No texto é referido que, "a par das violações cometidas antes da greve (assédio, ameaças, chantagem sobre o próprio país), a multinacional está a substituir trabalhadores em greve, muitos deles tripulantes oriundos de outras bases noutros países".

Segundo os comunistas há "uma flagrante violação da lei laboral", desde logo do artigo 54.º da Constituição da República (direito à greve e proibição do ‘lock out’).

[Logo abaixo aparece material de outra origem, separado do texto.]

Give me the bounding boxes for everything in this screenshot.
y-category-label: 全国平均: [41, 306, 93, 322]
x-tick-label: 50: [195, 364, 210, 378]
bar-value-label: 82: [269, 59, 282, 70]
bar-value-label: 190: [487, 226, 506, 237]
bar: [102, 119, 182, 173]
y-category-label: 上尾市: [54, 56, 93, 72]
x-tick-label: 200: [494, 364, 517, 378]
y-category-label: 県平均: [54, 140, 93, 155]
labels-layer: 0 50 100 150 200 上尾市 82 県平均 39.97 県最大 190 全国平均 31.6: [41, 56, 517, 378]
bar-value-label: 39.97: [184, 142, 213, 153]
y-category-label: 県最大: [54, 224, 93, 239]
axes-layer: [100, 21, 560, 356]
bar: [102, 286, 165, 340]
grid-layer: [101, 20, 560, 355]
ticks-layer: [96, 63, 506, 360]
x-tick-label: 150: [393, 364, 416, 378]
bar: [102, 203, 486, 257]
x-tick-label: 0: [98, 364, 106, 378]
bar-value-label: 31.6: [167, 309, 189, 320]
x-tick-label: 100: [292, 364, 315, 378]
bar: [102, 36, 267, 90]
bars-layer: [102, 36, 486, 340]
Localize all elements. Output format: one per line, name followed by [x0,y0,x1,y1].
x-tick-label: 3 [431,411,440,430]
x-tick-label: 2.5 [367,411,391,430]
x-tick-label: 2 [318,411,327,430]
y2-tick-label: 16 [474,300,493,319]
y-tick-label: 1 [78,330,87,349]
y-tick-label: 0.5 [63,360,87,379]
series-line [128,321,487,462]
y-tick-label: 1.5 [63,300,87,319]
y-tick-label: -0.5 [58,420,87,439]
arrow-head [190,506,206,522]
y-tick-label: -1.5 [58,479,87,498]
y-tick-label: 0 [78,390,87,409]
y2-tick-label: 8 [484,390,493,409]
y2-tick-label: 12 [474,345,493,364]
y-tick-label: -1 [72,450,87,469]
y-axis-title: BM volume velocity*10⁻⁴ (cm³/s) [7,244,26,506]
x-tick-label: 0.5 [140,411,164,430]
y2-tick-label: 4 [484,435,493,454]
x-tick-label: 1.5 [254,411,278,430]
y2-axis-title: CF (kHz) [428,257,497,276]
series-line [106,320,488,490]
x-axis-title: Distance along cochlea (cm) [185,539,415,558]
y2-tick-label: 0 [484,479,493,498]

O deputado comunista Bruno Dias irá ainda hoje deslocar-se à sede do Sindicato Nacional de Voo da Aviação Civil (SNPVAC).

O SNPVAC convocou uma greve de tripulantes de cabine da Ryanair para hoje, domingo de Páscoa e quarta-feira (04 de abril), porque as conversações com a transportadora "verificaram-se infrutíferas" sobre as exigências para aplicar a lei portuguesa, nomeadamente o direito de parentalidade e baixas médicas.

No primeiro balanço das consequências, pelas 11:00 (hora de Lisboa), a Ryanair avançou que "um pequeno número dos primeiros voos do dia sofreu ligeiras perturbações", com o cancelamento de três voos e a recolocação dos passageiros em outras aeronaves.